When we talk about regulation, we tend to talk about whether an industry is heavily regulated or lightly regulated, and our progressive friends have a tendency to claim that an industry has been “deregulated” even when the number and pages of regulations on the books is greater after the “deregulation” than it was before.
Rather than talk about whether we have too much or too little regulation with regard to any given industry or activity, we ought instead to talk about whether we have good regulations or poor ones. You’d think that would be obvious enough, but, judging by our political debate, it is not.
Take the recent turmoil in the banking world following the collapse of Silicon Valley Bank. The troubles at SVB were not particularly complex or unforeseeable: The bank had an unusually large share of its capital locked up in U.S. Treasury bonds, which are generally considered the gold standard of low-risk, bulletproof investments—and they are that, most of the time.

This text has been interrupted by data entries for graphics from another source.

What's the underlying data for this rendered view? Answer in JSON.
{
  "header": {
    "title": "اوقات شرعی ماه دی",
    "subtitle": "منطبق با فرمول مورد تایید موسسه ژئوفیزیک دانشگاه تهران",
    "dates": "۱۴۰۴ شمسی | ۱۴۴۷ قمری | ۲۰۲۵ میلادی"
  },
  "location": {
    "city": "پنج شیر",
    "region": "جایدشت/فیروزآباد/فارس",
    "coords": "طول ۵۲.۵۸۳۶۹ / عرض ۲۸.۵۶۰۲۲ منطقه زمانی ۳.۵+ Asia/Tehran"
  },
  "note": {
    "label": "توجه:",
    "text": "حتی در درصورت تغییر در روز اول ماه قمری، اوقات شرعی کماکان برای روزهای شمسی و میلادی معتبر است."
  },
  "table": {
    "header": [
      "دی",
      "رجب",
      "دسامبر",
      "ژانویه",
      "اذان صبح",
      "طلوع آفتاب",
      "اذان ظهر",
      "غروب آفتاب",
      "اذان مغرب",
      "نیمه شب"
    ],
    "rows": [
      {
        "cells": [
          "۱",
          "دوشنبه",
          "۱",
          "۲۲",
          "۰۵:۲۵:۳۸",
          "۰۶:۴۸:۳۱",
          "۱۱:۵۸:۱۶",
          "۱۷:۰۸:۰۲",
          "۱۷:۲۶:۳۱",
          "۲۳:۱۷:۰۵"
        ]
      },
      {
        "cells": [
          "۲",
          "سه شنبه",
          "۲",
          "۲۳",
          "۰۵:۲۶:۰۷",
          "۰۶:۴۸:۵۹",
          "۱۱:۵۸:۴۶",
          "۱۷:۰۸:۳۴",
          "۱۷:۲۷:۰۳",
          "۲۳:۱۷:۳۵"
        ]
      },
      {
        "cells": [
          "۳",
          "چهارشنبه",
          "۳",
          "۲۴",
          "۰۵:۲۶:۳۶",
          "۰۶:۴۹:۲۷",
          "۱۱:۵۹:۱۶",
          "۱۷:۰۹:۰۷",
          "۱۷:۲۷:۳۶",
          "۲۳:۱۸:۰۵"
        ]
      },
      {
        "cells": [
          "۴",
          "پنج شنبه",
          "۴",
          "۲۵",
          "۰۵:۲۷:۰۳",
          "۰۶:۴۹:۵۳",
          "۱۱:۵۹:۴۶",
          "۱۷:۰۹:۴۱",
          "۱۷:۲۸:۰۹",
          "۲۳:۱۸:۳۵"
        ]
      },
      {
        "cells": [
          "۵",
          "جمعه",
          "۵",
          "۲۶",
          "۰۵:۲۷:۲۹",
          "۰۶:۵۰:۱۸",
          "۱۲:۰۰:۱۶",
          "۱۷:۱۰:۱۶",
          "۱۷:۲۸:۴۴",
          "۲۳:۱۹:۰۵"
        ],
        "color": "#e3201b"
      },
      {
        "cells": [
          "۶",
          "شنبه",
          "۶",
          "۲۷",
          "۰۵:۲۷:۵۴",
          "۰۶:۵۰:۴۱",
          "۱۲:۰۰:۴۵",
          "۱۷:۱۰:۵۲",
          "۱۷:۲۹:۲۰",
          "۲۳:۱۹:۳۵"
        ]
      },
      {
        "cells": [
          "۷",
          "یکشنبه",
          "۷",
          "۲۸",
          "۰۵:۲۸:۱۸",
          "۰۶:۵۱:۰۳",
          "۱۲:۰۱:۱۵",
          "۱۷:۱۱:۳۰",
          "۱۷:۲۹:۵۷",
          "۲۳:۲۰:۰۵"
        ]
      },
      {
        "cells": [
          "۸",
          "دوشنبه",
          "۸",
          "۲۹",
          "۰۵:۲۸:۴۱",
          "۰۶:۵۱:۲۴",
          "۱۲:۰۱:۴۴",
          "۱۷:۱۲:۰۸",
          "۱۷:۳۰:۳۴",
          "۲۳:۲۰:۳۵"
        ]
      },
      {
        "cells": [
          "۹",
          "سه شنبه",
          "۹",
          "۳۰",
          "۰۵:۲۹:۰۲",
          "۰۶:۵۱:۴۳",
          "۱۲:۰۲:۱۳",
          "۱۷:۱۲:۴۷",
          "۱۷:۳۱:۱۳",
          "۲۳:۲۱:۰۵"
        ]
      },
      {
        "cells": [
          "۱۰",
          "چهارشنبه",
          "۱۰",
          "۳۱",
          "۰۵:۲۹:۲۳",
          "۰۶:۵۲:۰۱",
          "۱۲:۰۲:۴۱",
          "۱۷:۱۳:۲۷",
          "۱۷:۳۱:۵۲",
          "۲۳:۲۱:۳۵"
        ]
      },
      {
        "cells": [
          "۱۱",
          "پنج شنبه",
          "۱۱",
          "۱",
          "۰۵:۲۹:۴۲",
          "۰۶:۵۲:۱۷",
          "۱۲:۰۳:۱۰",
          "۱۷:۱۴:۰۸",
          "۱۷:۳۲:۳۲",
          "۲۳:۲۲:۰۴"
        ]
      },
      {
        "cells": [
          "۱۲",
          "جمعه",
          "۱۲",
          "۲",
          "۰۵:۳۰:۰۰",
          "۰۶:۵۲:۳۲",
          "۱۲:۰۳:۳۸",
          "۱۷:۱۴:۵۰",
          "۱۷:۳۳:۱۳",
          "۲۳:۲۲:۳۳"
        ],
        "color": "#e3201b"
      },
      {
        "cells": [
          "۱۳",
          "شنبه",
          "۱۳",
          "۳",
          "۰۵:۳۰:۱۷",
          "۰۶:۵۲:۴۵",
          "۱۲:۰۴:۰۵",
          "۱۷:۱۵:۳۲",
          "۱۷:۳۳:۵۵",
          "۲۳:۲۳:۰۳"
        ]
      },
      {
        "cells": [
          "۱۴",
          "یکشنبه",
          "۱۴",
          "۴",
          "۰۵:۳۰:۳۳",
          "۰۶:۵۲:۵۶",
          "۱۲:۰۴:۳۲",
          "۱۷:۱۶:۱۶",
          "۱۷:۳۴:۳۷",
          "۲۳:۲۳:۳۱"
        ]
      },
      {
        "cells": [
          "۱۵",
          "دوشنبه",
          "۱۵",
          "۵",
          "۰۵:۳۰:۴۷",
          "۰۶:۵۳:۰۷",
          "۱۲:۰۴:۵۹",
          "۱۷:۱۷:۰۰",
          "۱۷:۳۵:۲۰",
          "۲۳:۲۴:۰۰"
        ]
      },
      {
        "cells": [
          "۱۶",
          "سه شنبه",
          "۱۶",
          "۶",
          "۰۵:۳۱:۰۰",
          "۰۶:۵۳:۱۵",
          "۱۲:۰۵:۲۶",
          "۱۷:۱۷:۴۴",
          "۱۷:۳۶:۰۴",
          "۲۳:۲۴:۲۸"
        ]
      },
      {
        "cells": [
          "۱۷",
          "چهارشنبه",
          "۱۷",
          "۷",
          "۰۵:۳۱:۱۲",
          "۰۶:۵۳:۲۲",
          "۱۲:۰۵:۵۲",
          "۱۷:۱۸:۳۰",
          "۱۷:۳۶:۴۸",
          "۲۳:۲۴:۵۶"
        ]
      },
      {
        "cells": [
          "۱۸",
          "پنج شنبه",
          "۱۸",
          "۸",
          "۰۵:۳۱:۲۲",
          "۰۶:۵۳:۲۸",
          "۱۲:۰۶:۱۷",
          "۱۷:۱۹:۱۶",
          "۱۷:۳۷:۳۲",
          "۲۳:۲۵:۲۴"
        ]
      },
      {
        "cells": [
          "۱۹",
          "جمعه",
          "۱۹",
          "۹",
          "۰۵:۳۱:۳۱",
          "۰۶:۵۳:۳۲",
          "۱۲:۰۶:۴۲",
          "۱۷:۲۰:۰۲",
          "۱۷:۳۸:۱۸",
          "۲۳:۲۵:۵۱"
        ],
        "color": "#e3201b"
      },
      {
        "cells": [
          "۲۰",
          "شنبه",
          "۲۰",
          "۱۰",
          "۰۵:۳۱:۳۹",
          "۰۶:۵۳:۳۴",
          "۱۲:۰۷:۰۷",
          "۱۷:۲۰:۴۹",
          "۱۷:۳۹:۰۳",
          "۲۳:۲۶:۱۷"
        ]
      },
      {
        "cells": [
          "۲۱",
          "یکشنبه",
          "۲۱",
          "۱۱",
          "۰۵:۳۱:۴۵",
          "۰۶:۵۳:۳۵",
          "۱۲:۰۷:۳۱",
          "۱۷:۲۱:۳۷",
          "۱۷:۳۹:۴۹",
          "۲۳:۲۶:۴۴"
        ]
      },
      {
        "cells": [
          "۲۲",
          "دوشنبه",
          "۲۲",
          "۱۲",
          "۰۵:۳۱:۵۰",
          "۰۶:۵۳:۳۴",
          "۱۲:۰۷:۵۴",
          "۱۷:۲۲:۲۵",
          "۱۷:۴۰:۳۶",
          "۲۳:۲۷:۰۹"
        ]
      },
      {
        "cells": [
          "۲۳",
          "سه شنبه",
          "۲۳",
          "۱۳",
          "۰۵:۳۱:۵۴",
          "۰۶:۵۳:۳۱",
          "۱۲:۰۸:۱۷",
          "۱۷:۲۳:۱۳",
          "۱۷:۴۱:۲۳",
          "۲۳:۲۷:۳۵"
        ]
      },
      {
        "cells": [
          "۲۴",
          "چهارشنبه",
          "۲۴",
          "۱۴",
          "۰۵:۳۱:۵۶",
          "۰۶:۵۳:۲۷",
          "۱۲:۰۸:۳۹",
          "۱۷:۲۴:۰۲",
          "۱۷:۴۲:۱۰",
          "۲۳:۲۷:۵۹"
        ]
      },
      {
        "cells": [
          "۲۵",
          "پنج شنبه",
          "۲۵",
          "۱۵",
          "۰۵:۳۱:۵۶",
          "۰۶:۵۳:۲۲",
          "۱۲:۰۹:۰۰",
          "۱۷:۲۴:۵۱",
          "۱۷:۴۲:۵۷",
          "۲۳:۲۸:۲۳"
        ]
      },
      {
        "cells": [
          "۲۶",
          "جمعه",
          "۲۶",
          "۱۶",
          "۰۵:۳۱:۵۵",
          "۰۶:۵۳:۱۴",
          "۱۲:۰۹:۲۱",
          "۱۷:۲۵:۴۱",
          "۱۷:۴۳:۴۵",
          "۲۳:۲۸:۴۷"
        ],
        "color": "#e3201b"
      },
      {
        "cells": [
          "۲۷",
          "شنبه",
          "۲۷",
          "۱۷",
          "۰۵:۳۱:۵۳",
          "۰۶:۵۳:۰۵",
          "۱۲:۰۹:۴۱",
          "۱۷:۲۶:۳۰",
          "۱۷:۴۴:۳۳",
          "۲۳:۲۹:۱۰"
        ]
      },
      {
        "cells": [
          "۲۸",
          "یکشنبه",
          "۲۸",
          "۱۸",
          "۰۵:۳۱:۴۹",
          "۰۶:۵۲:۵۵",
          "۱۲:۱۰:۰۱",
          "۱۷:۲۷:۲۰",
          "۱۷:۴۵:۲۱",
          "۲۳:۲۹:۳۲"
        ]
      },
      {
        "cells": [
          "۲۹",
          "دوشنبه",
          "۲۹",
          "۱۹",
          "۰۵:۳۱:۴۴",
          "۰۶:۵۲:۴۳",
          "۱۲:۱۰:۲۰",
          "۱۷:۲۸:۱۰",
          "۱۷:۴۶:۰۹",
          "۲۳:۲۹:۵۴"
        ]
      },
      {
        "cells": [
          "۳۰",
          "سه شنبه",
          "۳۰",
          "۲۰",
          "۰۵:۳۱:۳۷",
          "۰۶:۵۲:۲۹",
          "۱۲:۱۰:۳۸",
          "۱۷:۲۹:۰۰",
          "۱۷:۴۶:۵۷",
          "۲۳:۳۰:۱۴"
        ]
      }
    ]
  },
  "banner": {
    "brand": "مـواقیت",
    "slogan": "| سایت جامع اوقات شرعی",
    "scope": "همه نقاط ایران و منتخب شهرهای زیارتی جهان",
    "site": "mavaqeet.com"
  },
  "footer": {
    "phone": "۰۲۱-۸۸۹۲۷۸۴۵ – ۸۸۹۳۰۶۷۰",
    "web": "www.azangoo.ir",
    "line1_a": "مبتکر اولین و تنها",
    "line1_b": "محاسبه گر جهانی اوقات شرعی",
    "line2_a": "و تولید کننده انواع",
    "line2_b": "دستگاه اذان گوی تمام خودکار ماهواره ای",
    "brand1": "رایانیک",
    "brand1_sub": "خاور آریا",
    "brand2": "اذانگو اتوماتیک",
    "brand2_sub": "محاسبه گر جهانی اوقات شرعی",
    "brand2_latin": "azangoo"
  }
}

The problem at SVB was (allow an English major to simplify, but only slightly) that they had bought those bonds at a time when interest rates were very low, which made those bonds liable to lose much of their value if interest rates were to increase—say, as part of a Federal Reserve campaign to beat down inflation. The term of art is “interest-rate risk,” but what’s really meant in this case is that nobody wants to buy U.S. Treasury bonds paying 2 percent if the same U.S. Treasury, backed by the same full faith and credit of the United States government, is offering identical bonds at 5 percent. Banks have to keep some savings (“capital cushion”) on hand to be able to pay depositors who want to withdraw money, and the value of SVB’s capital crashed as the Fed raised interest rates.